La forme intuitive doit sortir de rien.
Kazimir Malévitch, Du Cubisme et du Futurisme au Suprématisme. Le nouveau réalisme pictural
Depuis l’Antiquité coure une maxime aux consonances bibliques : «Rien ne vient de rien.» Et puis du fond d’une Russie en effervescence arrive une sorte de transposition du nihilisme à l’art. Le Rien tenait son peintre et la création pouvait s’affranchir de tout préalable, son Carré noir est comme une première représentation concrète du Rien mais non son ultime représentation. Non content d’atteindre les confins inexplorés de la peinture, Malévitch formalise une philosophie complète d’une liberté propre au Rien, l’essence même du Rien libéré. Le Carré blanc sur fond blanc poussera la limite encore plus loin, au-delà des espaces du Rien. Voici ce qu’en dit le poète Bénédikt Livchits (L’Archer à un œil et demi) : «Dans les limites de la boîte scénique, la stéréométrie picturale prenait naissance pour la première fois ; un système rigide de volumes se constituait, ramenant au minimum les éléments du hasard imposé de l’extérieur par le mouvement des corps humains.
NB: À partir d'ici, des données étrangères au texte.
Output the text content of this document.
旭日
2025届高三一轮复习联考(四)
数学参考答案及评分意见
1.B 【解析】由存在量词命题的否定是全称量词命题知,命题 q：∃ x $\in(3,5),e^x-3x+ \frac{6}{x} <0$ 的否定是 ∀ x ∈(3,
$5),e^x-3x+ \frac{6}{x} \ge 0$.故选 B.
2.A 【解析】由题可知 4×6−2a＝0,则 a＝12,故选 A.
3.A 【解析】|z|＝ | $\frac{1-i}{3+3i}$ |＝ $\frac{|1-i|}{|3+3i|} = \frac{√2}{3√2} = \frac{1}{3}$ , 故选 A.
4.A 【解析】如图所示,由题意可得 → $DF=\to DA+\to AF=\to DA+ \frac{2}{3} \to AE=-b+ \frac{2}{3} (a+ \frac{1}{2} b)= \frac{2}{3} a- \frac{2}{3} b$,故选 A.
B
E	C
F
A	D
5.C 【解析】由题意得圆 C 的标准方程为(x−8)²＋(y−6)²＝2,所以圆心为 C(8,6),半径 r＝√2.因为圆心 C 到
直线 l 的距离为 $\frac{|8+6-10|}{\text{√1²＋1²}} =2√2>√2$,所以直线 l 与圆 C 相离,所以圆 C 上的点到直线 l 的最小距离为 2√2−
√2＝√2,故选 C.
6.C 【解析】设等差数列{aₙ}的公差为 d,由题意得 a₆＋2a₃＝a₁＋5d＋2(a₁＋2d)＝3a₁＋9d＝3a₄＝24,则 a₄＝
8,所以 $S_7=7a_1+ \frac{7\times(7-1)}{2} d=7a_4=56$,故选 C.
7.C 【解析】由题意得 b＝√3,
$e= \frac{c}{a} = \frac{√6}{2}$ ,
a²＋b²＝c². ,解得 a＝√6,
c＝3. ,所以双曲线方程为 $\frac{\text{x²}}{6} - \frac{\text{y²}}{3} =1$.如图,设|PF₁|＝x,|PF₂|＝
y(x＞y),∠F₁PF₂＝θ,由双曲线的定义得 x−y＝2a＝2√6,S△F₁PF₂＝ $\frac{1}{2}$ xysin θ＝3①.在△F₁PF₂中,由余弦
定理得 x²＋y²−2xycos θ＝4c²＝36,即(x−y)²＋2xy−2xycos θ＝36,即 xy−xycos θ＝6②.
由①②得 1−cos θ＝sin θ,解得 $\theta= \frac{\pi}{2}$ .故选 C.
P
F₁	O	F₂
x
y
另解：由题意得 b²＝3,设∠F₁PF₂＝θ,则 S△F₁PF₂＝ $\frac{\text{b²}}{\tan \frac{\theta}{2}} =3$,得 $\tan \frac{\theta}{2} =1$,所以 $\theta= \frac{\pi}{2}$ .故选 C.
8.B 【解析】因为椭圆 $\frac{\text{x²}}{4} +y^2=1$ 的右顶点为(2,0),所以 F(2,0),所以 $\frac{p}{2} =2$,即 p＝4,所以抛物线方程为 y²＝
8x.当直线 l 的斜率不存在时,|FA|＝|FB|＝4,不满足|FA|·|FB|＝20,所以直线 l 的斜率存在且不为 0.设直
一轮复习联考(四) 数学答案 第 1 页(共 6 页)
Ces corps étaient mis en pièces par les lames des phares, ils perdaient alternativement les bras, les jambes, la tête, car pour Malévitch ils n’étaient que des corps géométriques soumis non seulement, à la décomposition en éléments, mais aussi à la complète désagrégation dans l’espace pictural. L’unique réalité était la forme abstraite qui avait englouti, sans qu’il en restât rien, toute la vanité luciférienne du monde.»